Subjective Depth and Timescale Transformers: Learning Where and When to Compute
Frederico Wieser, Martin Benfeghoul, Haitham Bou Ammar, Jun Wang, Zafeirios Fountas
TL;DR
This paper tackles the inefficiency of uniform computation in decoder-only Transformers by introducing two surprise-based conditional compute architectures, SDT and STT, which route computation across depth and time using Bayesian surprise signals. SDT alternates Decision and Dynamic layers to gate tokens via a fixed-capacity Top-K router, while STT uses a temporal Transition Network to predict residuals and gate tokens per step, both trained with a differentiable surprise-based objective.
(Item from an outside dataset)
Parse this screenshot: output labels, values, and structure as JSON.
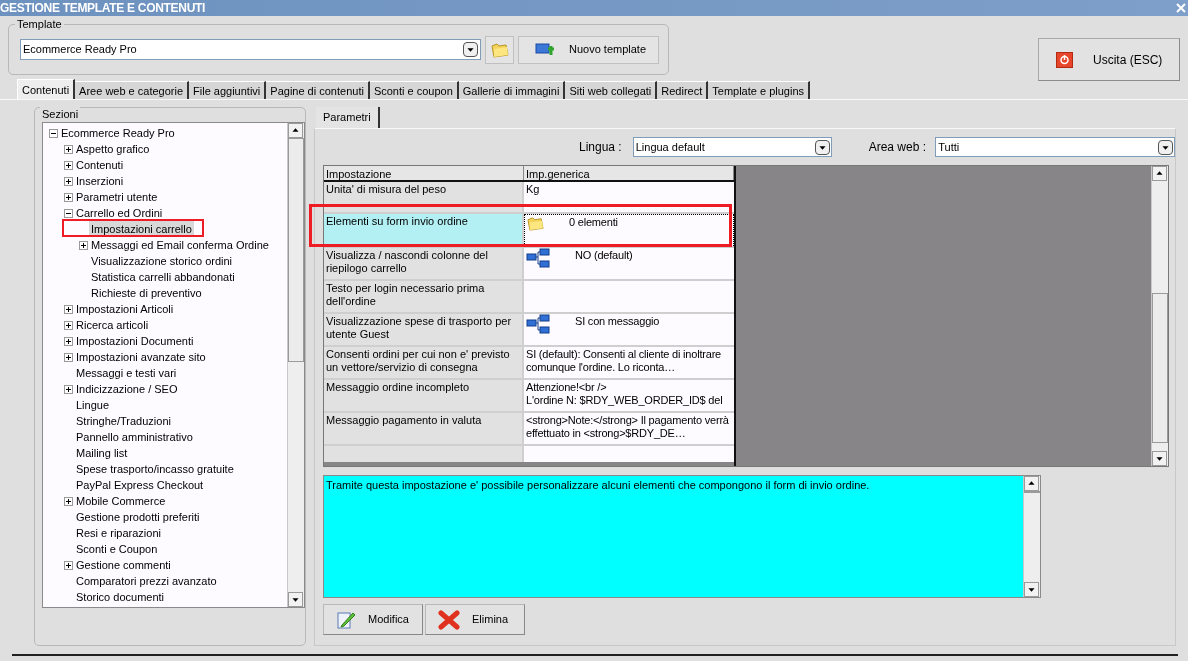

Across transfer-learning experiments, the models demonstrate stable training and meaningful compute savings (self-attention up to $62.5\%$ of the dense baseline and KV-cache reductions around $25\%$), with STT often achieving strong task performance despite the overall accuracy gap relative to the dense model due to reduced compute budgets. The results align with predictive-coding theory, revealing a shift from novelty-driven to prediction-driven gating during training and establishing a flexible framework for efficiency in Transformer-like models, while outlining clear directions for scaling, improved routing, and robust evaluation. $\text{This work advances conditional computation by grounding routing in Bayesian surprise and demonstrating practical compute-accuracy trade-offs with SDT and STT.}$
Abstract
The rigid, uniform allocation of computation in standard Transformer (TF) architectures can limit their efficiency and scalability, particularly for large-scale models and long sequences. Addressing this, we introduce Subjective Depth Transformers (SDT) and Subjective Timescale Transformers (STT), two distinct architectures that leverage Bayesian surprise signals to dynamically route computation, learning where and when to compute within decoder-only TFs. SDT augments a decoder-only stack with alternating Decision and Dynamic layers: a Decision layer computes a full block 'posterior' and a lightweight 'prior,' while a Dynamic layer employs fixed-capacity Top-K routing based on Bayesian surprise (Expected and Unexpected Change), maintaining a static compute graph. STT extends this conditional computation to the temporal domain: a transition network predicts residual updates, forming a temporal 'change hypothesis' that informs a router to dynamically execute or bypass TF blocks for each token, managing KV-cache contributions. Both architectures exhibit the predicted shift from novelty to prediction driven gating over training, suggesting alignment with surprise based principles. While operating at reduced capacity, they offer preliminary insights into the compute-accuracy trade-offs of conditional computation. The proposed architectures establish a flexible framework for efficiency, reducing self-attention computation by 75% and KV-cache requirements by 50% within each compute skipping layer, setting a pathway for more efficient models.